Commit comment from 5.7 revid:

    revno: 6228
    revision-id: sunny.bains@oracle.com-20130808223745-7lzp6h40vx1ndc7k
    parent: marc.alff@oracle.com-20130808135008-p5irewph4fm1yu19
    committer: Sunny Bains <Sunny.Bains@Oracle.Com>
    branch nick: trunk
    timestamp: Fri 2013-08-09 08:37:45 +1000
    message:
      WL#7047 - Optimize buffer pool list scans and related batch processing code
    
      Reduce excessive scanning of pages when doing flush list batches. The
      fix is to introduce the concept of "Hazard Pointer", this reduces the
      time complexity of the scan from O(n*n) to O(n).
    
      The concept of hazard pointer is reversed in this work.  Academically a
      hazard pointer is a pointer that the thread working on it will declare as
      such and as long as that thread is not done no other thread is allowed to
      do anything with it.
    
      In this WL we declare the pointer as a hazard pointer and then if any other
      thread attempts to work on it, it is allowed to do so but it has to adjust
      the hazard pointer to the next valid value. We use hazard pointer solely for
      reverse traversal of lists within a buffer pool instance.
    
      Add an event to control the background flush thread. The background flush
      thread wait has been converted to an os event timed wait so that it can be
      signalled by threads that want to kick start a background flush when the
      buffer pool is running low on free/dirty pages.
[27 Jan 2014 16:20] Inaam Rana
Cleanup of LRU/flushing code

Attachment: lru_cleanup-5.6.patch (application/octet-stream, text), 58.60 KiB.

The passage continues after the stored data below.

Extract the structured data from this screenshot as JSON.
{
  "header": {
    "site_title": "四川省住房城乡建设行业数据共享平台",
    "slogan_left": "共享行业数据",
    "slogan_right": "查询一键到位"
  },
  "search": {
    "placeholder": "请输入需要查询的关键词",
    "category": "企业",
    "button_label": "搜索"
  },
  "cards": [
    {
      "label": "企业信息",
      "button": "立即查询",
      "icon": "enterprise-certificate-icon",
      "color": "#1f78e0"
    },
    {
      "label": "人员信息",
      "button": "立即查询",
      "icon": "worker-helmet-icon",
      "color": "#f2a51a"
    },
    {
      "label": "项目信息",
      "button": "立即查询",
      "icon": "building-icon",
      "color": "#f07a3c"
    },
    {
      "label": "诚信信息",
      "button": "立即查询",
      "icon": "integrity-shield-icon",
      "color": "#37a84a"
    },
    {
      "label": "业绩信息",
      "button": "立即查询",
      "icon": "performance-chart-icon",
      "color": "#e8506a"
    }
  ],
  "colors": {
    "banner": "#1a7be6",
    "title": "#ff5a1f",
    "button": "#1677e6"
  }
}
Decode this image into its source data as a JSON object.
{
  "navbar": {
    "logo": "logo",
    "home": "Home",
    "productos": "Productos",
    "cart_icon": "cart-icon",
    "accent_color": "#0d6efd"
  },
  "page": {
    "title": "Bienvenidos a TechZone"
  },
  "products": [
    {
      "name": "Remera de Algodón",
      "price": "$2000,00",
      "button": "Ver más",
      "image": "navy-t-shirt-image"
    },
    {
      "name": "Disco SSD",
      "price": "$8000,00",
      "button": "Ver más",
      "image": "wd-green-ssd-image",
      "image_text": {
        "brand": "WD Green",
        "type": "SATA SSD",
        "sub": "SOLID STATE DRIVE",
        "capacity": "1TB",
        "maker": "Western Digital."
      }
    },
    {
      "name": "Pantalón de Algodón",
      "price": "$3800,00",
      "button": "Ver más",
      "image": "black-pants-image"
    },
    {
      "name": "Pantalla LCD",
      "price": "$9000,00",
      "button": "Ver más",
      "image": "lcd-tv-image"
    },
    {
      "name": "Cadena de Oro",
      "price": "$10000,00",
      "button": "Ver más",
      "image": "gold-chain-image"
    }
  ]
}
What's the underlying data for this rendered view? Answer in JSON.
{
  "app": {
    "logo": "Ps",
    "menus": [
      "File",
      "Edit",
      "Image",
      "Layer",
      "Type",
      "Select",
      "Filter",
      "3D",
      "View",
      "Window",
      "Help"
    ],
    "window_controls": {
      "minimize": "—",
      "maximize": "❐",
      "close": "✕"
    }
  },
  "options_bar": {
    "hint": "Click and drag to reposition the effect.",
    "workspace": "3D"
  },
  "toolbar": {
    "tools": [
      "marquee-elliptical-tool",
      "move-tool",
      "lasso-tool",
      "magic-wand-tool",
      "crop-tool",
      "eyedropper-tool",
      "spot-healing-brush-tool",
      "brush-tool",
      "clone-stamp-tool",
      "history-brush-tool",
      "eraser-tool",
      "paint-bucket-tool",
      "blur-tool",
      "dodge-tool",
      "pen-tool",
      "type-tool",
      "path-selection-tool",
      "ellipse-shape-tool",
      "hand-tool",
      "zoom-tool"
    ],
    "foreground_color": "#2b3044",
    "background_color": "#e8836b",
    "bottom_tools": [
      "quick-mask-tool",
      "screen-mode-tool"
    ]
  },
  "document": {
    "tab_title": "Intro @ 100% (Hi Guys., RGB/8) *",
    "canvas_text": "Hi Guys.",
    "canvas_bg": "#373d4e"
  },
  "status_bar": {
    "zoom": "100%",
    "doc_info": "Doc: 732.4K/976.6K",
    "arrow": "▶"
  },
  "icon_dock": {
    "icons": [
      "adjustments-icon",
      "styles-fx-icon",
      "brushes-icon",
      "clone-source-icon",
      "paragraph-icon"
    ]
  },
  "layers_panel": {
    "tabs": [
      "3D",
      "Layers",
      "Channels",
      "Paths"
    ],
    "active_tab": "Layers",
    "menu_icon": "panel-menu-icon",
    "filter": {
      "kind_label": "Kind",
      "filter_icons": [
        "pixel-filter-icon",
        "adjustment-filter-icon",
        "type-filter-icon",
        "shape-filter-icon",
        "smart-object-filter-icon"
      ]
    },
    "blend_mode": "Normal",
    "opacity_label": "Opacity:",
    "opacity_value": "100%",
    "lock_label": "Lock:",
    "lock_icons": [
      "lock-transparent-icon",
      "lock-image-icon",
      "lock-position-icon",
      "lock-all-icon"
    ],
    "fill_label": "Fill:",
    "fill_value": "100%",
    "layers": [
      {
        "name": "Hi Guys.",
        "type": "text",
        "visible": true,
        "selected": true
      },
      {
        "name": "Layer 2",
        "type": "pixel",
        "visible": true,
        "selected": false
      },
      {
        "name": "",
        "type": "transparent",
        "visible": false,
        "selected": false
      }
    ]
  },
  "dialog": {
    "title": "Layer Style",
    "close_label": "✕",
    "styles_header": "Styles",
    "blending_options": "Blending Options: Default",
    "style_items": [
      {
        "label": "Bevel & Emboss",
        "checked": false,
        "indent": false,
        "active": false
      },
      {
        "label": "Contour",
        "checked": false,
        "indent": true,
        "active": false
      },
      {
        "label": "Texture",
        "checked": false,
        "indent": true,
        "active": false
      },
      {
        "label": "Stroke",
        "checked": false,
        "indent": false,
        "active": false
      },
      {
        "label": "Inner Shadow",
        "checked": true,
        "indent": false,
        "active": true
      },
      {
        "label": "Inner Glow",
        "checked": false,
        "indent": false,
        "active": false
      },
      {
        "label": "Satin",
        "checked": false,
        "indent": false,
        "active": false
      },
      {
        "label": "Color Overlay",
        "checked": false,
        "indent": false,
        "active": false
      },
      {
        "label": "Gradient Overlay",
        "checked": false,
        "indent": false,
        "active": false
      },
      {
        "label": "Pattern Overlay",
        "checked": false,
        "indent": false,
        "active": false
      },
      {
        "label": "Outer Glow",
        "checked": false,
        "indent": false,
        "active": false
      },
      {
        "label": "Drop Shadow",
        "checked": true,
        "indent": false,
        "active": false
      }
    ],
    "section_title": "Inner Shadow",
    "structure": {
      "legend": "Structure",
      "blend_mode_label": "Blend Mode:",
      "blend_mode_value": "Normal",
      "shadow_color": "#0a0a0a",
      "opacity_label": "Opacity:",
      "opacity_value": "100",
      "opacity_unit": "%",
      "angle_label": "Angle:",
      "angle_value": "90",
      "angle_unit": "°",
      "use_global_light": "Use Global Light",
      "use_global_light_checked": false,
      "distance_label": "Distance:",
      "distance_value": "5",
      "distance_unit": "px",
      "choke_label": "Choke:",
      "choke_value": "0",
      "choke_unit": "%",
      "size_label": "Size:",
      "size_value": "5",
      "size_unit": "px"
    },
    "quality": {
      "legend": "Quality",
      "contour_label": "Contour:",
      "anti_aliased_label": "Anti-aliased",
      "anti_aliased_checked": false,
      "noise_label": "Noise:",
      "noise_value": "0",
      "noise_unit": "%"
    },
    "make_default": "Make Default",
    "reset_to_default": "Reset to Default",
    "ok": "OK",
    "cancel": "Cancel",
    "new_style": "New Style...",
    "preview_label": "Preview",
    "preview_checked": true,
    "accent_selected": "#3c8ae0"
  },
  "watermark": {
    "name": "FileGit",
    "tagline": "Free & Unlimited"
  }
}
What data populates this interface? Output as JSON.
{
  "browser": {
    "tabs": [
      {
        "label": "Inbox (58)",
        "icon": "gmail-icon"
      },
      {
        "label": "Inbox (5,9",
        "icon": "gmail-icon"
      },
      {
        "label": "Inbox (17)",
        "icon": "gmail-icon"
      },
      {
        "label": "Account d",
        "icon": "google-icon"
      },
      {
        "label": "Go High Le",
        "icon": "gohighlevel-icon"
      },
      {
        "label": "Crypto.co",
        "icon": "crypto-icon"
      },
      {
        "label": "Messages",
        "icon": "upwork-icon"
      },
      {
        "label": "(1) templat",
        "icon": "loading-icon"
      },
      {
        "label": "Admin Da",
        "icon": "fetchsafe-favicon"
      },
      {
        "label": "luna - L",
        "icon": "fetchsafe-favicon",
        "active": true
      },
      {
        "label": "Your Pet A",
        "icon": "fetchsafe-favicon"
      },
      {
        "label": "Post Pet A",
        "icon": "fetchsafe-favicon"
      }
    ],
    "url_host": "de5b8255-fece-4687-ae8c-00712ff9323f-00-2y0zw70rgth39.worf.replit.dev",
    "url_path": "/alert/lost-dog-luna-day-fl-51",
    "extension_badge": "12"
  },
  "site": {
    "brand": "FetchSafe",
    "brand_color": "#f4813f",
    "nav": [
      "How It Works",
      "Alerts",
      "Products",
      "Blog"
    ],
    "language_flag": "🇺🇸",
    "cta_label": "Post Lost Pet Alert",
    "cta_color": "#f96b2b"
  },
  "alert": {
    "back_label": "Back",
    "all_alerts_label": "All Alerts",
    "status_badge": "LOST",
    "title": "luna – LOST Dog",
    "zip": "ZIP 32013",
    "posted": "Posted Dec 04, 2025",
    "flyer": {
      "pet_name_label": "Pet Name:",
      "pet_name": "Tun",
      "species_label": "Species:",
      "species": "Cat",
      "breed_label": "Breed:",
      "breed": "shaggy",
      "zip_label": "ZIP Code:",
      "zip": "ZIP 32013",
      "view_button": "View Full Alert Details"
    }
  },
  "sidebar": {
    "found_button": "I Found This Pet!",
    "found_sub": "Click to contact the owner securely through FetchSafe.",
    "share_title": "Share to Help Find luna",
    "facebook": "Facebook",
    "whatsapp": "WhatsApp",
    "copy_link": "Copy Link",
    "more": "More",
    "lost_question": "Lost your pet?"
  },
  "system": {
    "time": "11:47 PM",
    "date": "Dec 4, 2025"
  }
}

[31 Oct 2014 14:10] Laurynas Biveinis
71411 fix for 5.7

(*) I confirm the code being submitted is offered under the terms of the OCA, and that I am authorized to contribute it.

Contribution: bug71411.patch (application/octet-stream, text), 5.42 KiB.

[31 Oct 2014 14:16] Laurynas Biveinis
Inaam, Sunny, can you take a look at my 5.7 fix attempt?

In 5.7 it does not seem to be critical to propagate the pair of evicted and flushed pages all the way up (no buf_flush_common as in 5.6). So the easiest fix appears to me: 
- keep on adding the different pages together
- but make sure that eviction metrics are registered in buf_free_from_unzip_LRU_list_batch
- add the different pages together in buf_flush_LRU_list_batch processed page result. This looks like a correct change to me - to make evicted pages count in slot->n_flushed_lru - but is quite subtle so I'm not 100% certain. 
- remove unused buf_flush_LRU_lists, clarify some comments.
[31 Oct 2014 14:18] Laurynas Biveinis
The patch passed the public testsuite, release and debug builds, on several linux platforms.
[4 Nov 2014 15:00] Laurynas Biveinis
Bug 71411 fix for 5.7, 2nd attempt

(*) I confirm the code being submitted is offered under the terms of the OCA, and that I am authorized to contribute it.

Contribution: bug71411-2.0.patch (application/octet-stream, text), 9.17 KiB.

[4 Nov 2014 15:04] Laurynas Biveinis
My first fix was too simple. buf_flush_common is gone but its code isn't. To avoid regressing on point 1) of bug 69170, the flushed-evicted pair has to be propagated until buf_flush_end at least. This is done now, and thus the patch is more similar to Inaam's 5.6 patch.

One question though: why does buf_flush_end wake up simulated AIO threads if srv_read_only_mode?

Tested the same as the 1st iteration.
[5 Nov 2014 16:54] Sunny Bains
Laurynas, thanks, I've requested Yasufumi to look at the patch.
[27 Nov 2014 1:11] Yasufumi Kinoshita
Thank you for contribution.
We are currently changing the code around adaptive flushing.
After that, I will look and try to merge your suggestions.
Thank you, again.
[2 Jun 2017 1:58] Laurynas Biveinis
Bug 71411 fix for 8.0.1

Attachment: bug71411-8.0.1.patch (application/octet-stream, text), 7.42 KiB.

[5 Aug 2017 4:49] Laurynas Biveinis
Bug 71411 fix for 8.0.2

Attachment: bug71411-8.0.2.patch (application/octet-stream, text), 7.42 KiB.

[2 Feb 2018 5:26] Laurynas Biveinis
The latest contributed fix applies cleanly and works on 8.0.4 too.
[13 Jun 2018 12:25] Laurynas Biveinis
Bug 71411 fix for 8.0.11

Attachment: bug71411-8.0.11.patch (application/octet-stream, text), 8.50 KiB.